The Circumstellar Environments of High-Mass Protostellar Objects I: Submillimetre Continuum Emission

TL;DR

This study maps submillimetre continuum emission in 68 high-mass protostellar candidates, revealing diverse morphologies, clump properties, and dust grain characteristics, providing insights into early high-mass star formation stages.

Contribution

It offers the first comprehensive submillimetre survey of high-mass protostellar objects, analyzing their morphologies, masses, and dust properties to understand early star formation environments.

Findings

65% of IRAS sources have submillimetre companions

Clump masses range from 1 to over 1000 solar masses

Mean dust opacity spectral index beta is 0.9

Abstract

We present maps of the 850 micron and 450 micron continuum emission seen towards a sample of 68 high-mass protostellar candidates with luminosities ranging from 10^2.5 to 10^5 solar luminosity.
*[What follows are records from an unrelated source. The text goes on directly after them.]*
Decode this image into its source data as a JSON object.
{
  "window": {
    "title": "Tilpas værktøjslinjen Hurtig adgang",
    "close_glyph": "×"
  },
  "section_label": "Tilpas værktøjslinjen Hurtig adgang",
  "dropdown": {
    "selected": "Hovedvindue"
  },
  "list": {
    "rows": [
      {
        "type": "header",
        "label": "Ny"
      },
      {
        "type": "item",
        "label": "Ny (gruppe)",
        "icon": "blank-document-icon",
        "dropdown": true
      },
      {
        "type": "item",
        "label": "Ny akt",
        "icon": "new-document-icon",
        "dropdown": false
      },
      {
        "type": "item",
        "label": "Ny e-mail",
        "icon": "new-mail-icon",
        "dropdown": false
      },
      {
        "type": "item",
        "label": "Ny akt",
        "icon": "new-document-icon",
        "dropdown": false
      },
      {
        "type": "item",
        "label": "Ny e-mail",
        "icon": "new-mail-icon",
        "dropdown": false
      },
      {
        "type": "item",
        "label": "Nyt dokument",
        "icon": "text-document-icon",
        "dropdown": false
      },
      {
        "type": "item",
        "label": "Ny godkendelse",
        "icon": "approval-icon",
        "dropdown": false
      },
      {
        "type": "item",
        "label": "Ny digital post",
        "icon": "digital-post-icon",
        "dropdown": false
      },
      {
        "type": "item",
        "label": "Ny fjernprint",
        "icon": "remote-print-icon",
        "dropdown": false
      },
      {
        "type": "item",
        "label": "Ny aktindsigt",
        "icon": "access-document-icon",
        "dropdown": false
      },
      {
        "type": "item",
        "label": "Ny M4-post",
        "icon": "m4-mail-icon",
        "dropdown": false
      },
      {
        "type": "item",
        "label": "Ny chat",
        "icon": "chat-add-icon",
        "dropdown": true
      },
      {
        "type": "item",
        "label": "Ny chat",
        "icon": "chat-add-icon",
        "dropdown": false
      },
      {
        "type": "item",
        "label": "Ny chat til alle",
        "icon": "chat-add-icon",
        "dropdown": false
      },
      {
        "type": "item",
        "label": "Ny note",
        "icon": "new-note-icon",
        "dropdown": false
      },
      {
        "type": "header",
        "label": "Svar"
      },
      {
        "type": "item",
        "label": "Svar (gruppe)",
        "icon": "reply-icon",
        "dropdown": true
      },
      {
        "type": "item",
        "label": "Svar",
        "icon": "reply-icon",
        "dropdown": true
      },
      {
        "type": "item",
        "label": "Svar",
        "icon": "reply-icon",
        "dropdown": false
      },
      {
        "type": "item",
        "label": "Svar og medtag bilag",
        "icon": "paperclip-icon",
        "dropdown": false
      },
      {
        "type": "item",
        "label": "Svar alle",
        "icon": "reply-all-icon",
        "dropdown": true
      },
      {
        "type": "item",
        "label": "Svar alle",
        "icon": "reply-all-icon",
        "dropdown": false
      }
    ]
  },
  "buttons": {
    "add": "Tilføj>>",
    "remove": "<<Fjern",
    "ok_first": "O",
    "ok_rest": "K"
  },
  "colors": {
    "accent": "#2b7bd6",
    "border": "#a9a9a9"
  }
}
Most of these candidate high-mass stars are in the earliest stages of evolution, and have not yet developed an ultra-compact HII region. We observe a variety of continuum emission morphologies, from compact symmetric sources through to multiple cores embedded in long filaments of emission. We find on average there is a 65% probability of an IRAS point-source having a companion detection at submillimetre wavelengths. The ratio of integrated flux to peak flux for our detections shows no strong dependence on distance, suggesting the emission we have observed is primarily from scale-free envelopes with power-law density structures. Assuming a near kinematic distance projection, the clumps we detect vary in mass from ~1 to over 1000 solar mass, with a mean clump mass of 330 solar mass, column density of 9x10^23 cm^-2 and diameter of ~0.6 pc. The high luminosity and low mass of the smallest clumps suggests they are accompanied by a minimal number of stellar companions, while the most massive clumps may be examples of young protogroups and protoclusters. We measure the spectral index of the dust emission (alpha) and the spectral index of the dust grain opacity (beta) towards each object, finding clumps with morphologies suggestive of strong temperature gradients, and of grain growth in their dense inner regions. We find a mean value for beta of 0.9, significantly smaller than observed towards UCHII regions.